Seminar: Trustworthy Planning Agents for Collaborative Reasoning and Multimodal Generation
Mohit Bansal
John R. & Louise S. Parker Distinguished Professor
Director of the MURGe-Lab (UNC-AI Group) in
Computer Science
UNC Chapel Hill
Friday, September 26
2:30 - 3:45 p.m.
Academic Building One, Room 3130

Abstract
In this talk, I will present our journey of developing trustworthy and adaptive AI planning agents that can reliably communicate and collaborate for uncertainty-calibrated reasoning (across diverse domains, such as math, commonsense, coding and tool-use) and for interpretable, controllable multimodal generation (across diverse modalities such as text, images, videos, audio, layouts, etc.). In the first part, we will discuss: (1) how to teach agents to be trustworthy and reliable collaborators via social/pragmatic multi-agent interactions (e.g., confidence calibration via speaker-listener reasoning and learning to balance positive and negative persuasion), as well as (2) how to acquire and improve agent skills needed for efficient and robust perception and action (e.g., learning reusable, verified abstractions over actions & code, and adaptive data generation based on discovered weak skills).
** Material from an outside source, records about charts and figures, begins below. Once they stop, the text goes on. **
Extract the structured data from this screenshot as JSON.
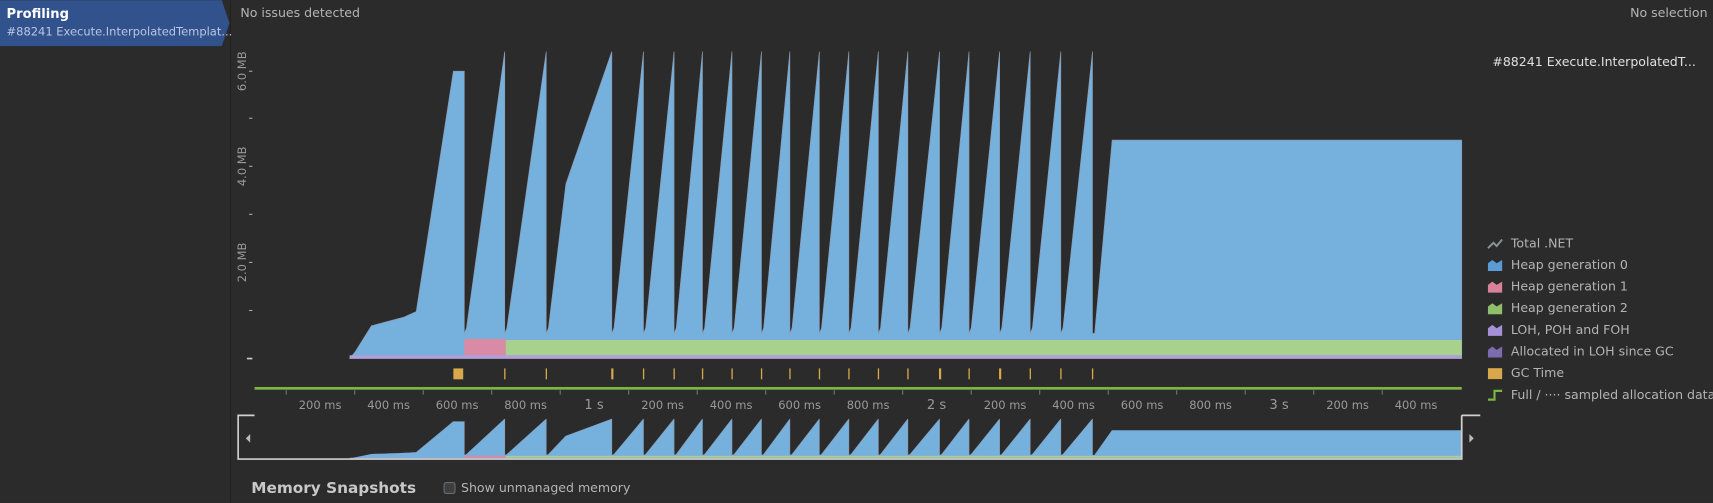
{
  "sidebar": {
    "title": "Profiling",
    "subtitle": "#88241 Execute.InterpolatedTemplat..."
  },
  "status": {
    "issues": "No issues detected",
    "selection": "No selection"
  },
  "memory_chart": {
    "y_axis_labels": [
      "6.0 MB",
      "4.0 MB",
      "2.0 MB"
    ],
    "time_labels": [
      "200 ms",
      "400 ms",
      "600 ms",
      "800 ms",
      "1 s",
      "200 ms",
      "400 ms",
      "600 ms",
      "800 ms",
      "2 s",
      "200 ms",
      "400 ms",
      "600 ms",
      "800 ms",
      "3 s",
      "200 ms",
      "400 ms"
    ]
  },
  "details": {
    "title": "#88241 Execute.InterpolatedT...",
    "legend": [
      {
        "label": "Total .NET",
        "color": "#8c8f94"
      },
      {
        "label": "Heap generation 0",
        "color": "#5b9bd5"
      },
      {
        "label": "Heap generation 1",
        "color": "#d9809b"
      },
      {
        "label": "Heap generation 2",
        "color": "#8fbf6a"
      },
      {
        "label": "LOH, POH and FOH",
        "color": "#a58fd6"
      },
      {
        "label": "Allocated in LOH since GC",
        "color": "#7d6bb0"
      },
      {
        "label": "GC Time",
        "color": "#d9a84a"
      },
      {
        "label": "Full / ···· sampled allocation data",
        "color": "#7cb342"
      }
    ]
  },
  "snapshots": {
    "title": "Memory Snapshots",
    "checkbox_label": "Show unmanaged memory"
  }
}
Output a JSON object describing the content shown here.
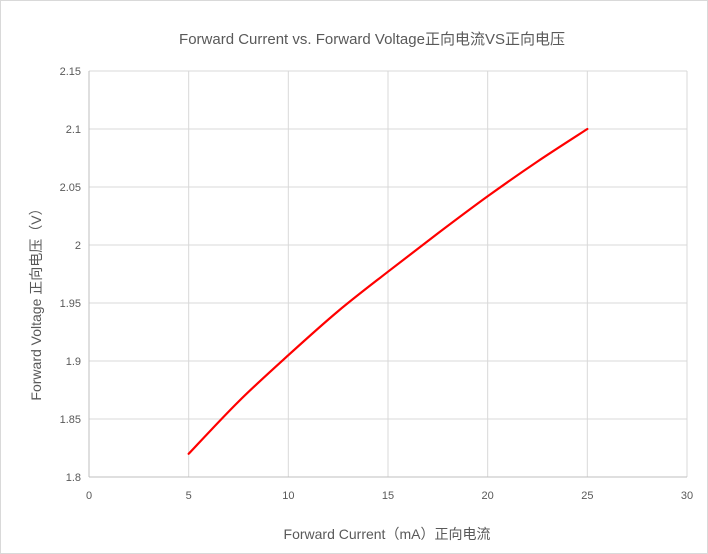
{
  "chart_data": {
    "type": "line",
    "title": "Forward Current vs. Forward Voltage正向电流VS正向电压",
    "xlabel": "Forward Current（mA）正向电流",
    "ylabel": "Forward Voltage 正向电压（V）",
    "xlim": [
      0,
      30
    ],
    "ylim": [
      1.8,
      2.15
    ],
    "x_ticks": [
      0,
      5,
      10,
      15,
      20,
      25,
      30
    ],
    "y_ticks": [
      1.8,
      1.85,
      1.9,
      1.95,
      2,
      2.05,
      2.1,
      2.15
    ],
    "x_tick_labels": [
      "0",
      "5",
      "10",
      "15",
      "20",
      "25",
      "30"
    ],
    "y_tick_labels": [
      "1.8",
      "1.85",
      "1.9",
      "1.95",
      "2",
      "2.05",
      "2.1",
      "2.15"
    ],
    "grid": true,
    "legend": "none",
    "series": [
      {
        "color": "#ff0000",
        "x": [
          5,
          7.5,
          10,
          12.5,
          15,
          17.5,
          20,
          22.5,
          25
        ],
        "y": [
          1.82,
          1.865,
          1.905,
          1.943,
          1.977,
          2.01,
          2.042,
          2.072,
          2.1
        ]
      }
    ]
  }
}
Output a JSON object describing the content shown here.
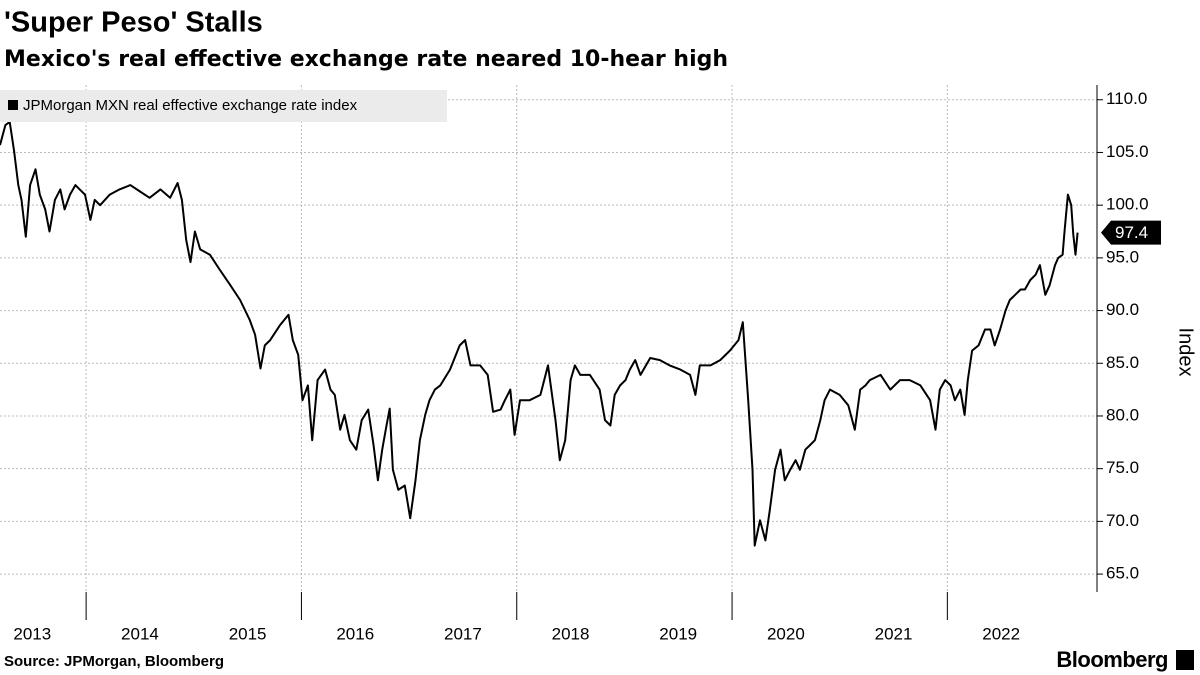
{
  "chart_data": {
    "type": "line",
    "title": "'Super Peso' Stalls",
    "subtitle": "Mexico's real effective exchange rate neared 10-hear high",
    "y_label": "Index",
    "source": "Source: JPMorgan, Bloomberg",
    "brand": "Bloomberg",
    "grid": true,
    "legend": "top-left",
    "xlim": [
      2013.2,
      2023.39
    ],
    "ylim": [
      63.3,
      111.4
    ],
    "xticks": [
      2013,
      2014,
      2015,
      2016,
      2017,
      2018,
      2019,
      2020,
      2021,
      2022
    ],
    "yticks": [
      {
        "value": 65,
        "label": "65.0"
      },
      {
        "value": 70,
        "label": "70.0"
      },
      {
        "value": 75,
        "label": "75.0"
      },
      {
        "value": 80,
        "label": "80.0"
      },
      {
        "value": 85,
        "label": "85.0"
      },
      {
        "value": 90,
        "label": "90.0"
      },
      {
        "value": 95,
        "label": "95.0"
      },
      {
        "value": 100,
        "label": "100.0"
      },
      {
        "value": 105,
        "label": "105.0"
      },
      {
        "value": 110,
        "label": "110.0"
      }
    ],
    "x": [
      2013.2,
      2013.25,
      2013.29,
      2013.33,
      2013.37,
      2013.4,
      2013.44,
      2013.48,
      2013.53,
      2013.57,
      2013.62,
      2013.66,
      2013.71,
      2013.76,
      2013.8,
      2013.85,
      2013.9,
      2013.94,
      2013.99,
      2014.04,
      2014.08,
      2014.13,
      2014.22,
      2014.31,
      2014.41,
      2014.5,
      2014.59,
      2014.69,
      2014.78,
      2014.85,
      2014.89,
      2014.93,
      2014.97,
      2015.01,
      2015.06,
      2015.15,
      2015.24,
      2015.34,
      2015.43,
      2015.52,
      2015.57,
      2015.62,
      2015.66,
      2015.71,
      2015.8,
      2015.88,
      2015.92,
      2015.97,
      2016.01,
      2016.06,
      2016.1,
      2016.15,
      2016.22,
      2016.27,
      2016.31,
      2016.36,
      2016.4,
      2016.45,
      2016.51,
      2016.56,
      2016.62,
      2016.67,
      2016.71,
      2016.75,
      2016.79,
      2016.82,
      2016.85,
      2016.9,
      2016.96,
      2017.01,
      2017.06,
      2017.1,
      2017.15,
      2017.19,
      2017.24,
      2017.29,
      2017.38,
      2017.47,
      2017.52,
      2017.57,
      2017.66,
      2017.73,
      2017.78,
      2017.85,
      2017.89,
      2017.94,
      2017.98,
      2018.03,
      2018.12,
      2018.22,
      2018.29,
      2018.36,
      2018.4,
      2018.45,
      2018.5,
      2018.54,
      2018.59,
      2018.68,
      2018.77,
      2018.82,
      2018.87,
      2018.91,
      2018.96,
      2019.01,
      2019.05,
      2019.1,
      2019.15,
      2019.24,
      2019.33,
      2019.42,
      2019.52,
      2019.61,
      2019.66,
      2019.7,
      2019.8,
      2019.89,
      2019.98,
      2020.06,
      2020.1,
      2020.15,
      2020.19,
      2020.21,
      2020.26,
      2020.31,
      2020.35,
      2020.4,
      2020.45,
      2020.49,
      2020.54,
      2020.59,
      2020.63,
      2020.68,
      2020.72,
      2020.77,
      2020.82,
      2020.86,
      2020.91,
      2021.0,
      2021.08,
      2021.14,
      2021.19,
      2021.24,
      2021.28,
      2021.38,
      2021.47,
      2021.56,
      2021.65,
      2021.75,
      2021.84,
      2021.89,
      2021.93,
      2021.98,
      2022.03,
      2022.07,
      2022.12,
      2022.16,
      2022.19,
      2022.23,
      2022.29,
      2022.35,
      2022.4,
      2022.44,
      2022.49,
      2022.54,
      2022.58,
      2022.63,
      2022.68,
      2022.72,
      2022.77,
      2022.82,
      2022.86,
      2022.91,
      2022.95,
      2023.0,
      2023.03,
      2023.07,
      2023.09,
      2023.12,
      2023.15,
      2023.17,
      2023.19,
      2023.21
    ],
    "series": [
      {
        "name": "JPMorgan MXN real effective exchange rate index",
        "color": "#000000",
        "values": [
          105.7,
          107.6,
          107.9,
          105.2,
          101.9,
          100.5,
          97.0,
          101.9,
          103.4,
          101.0,
          99.6,
          97.5,
          100.5,
          101.5,
          99.6,
          101.0,
          101.9,
          101.5,
          101.0,
          98.6,
          100.5,
          100.0,
          101.0,
          101.5,
          101.9,
          101.3,
          100.7,
          101.5,
          100.7,
          102.1,
          100.5,
          96.7,
          94.6,
          97.5,
          95.8,
          95.3,
          93.9,
          92.4,
          91.0,
          89.1,
          87.7,
          84.5,
          86.7,
          87.2,
          88.6,
          89.6,
          87.2,
          85.8,
          81.5,
          82.9,
          77.7,
          83.4,
          84.4,
          82.5,
          82.0,
          78.7,
          80.1,
          77.7,
          76.8,
          79.6,
          80.6,
          77.2,
          73.9,
          76.8,
          79.1,
          80.7,
          74.9,
          73.0,
          73.4,
          70.3,
          73.9,
          77.7,
          80.1,
          81.5,
          82.5,
          82.9,
          84.4,
          86.7,
          87.2,
          84.8,
          84.8,
          83.9,
          80.4,
          80.6,
          81.5,
          82.5,
          78.2,
          81.5,
          81.5,
          82.0,
          84.8,
          79.6,
          75.8,
          77.7,
          83.4,
          84.8,
          83.9,
          83.9,
          82.5,
          79.6,
          79.1,
          82.0,
          82.9,
          83.4,
          84.4,
          85.3,
          83.9,
          85.5,
          85.3,
          84.8,
          84.4,
          83.9,
          82.0,
          84.8,
          84.8,
          85.3,
          86.2,
          87.2,
          88.9,
          81.5,
          74.9,
          67.7,
          70.1,
          68.2,
          71.0,
          74.9,
          76.8,
          73.9,
          74.9,
          75.8,
          74.9,
          76.8,
          77.2,
          77.7,
          79.6,
          81.5,
          82.5,
          82.0,
          81.0,
          78.7,
          82.5,
          82.9,
          83.4,
          83.9,
          82.5,
          83.4,
          83.4,
          82.9,
          81.5,
          78.7,
          82.5,
          83.4,
          82.9,
          81.5,
          82.5,
          80.1,
          83.4,
          86.2,
          86.7,
          88.2,
          88.2,
          86.7,
          88.2,
          90.0,
          91.0,
          91.5,
          92.0,
          92.0,
          92.9,
          93.4,
          94.3,
          91.5,
          92.4,
          94.3,
          95.0,
          95.3,
          97.7,
          101.0,
          100.0,
          97.2,
          95.3,
          97.4
        ]
      }
    ],
    "annotations": [
      {
        "text": "97.4",
        "x": 2023.21,
        "y": 97.4
      }
    ]
  }
}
In the second part, we will discuss interpretable and controllable multimodal generation via LLM-agents based planning and programming, such as (1) layout-controllable image generation and evaluation via visual programming, (2) consistent video generation via LLM-guided multi-scene planning, targeted corrections, and retrieval-augmented motion adaptation, and (3) interactive, composable any-to-any multimodal generations. We will conclude with examples of improving real-world applications such as medical data reasoning and classroom education engagement.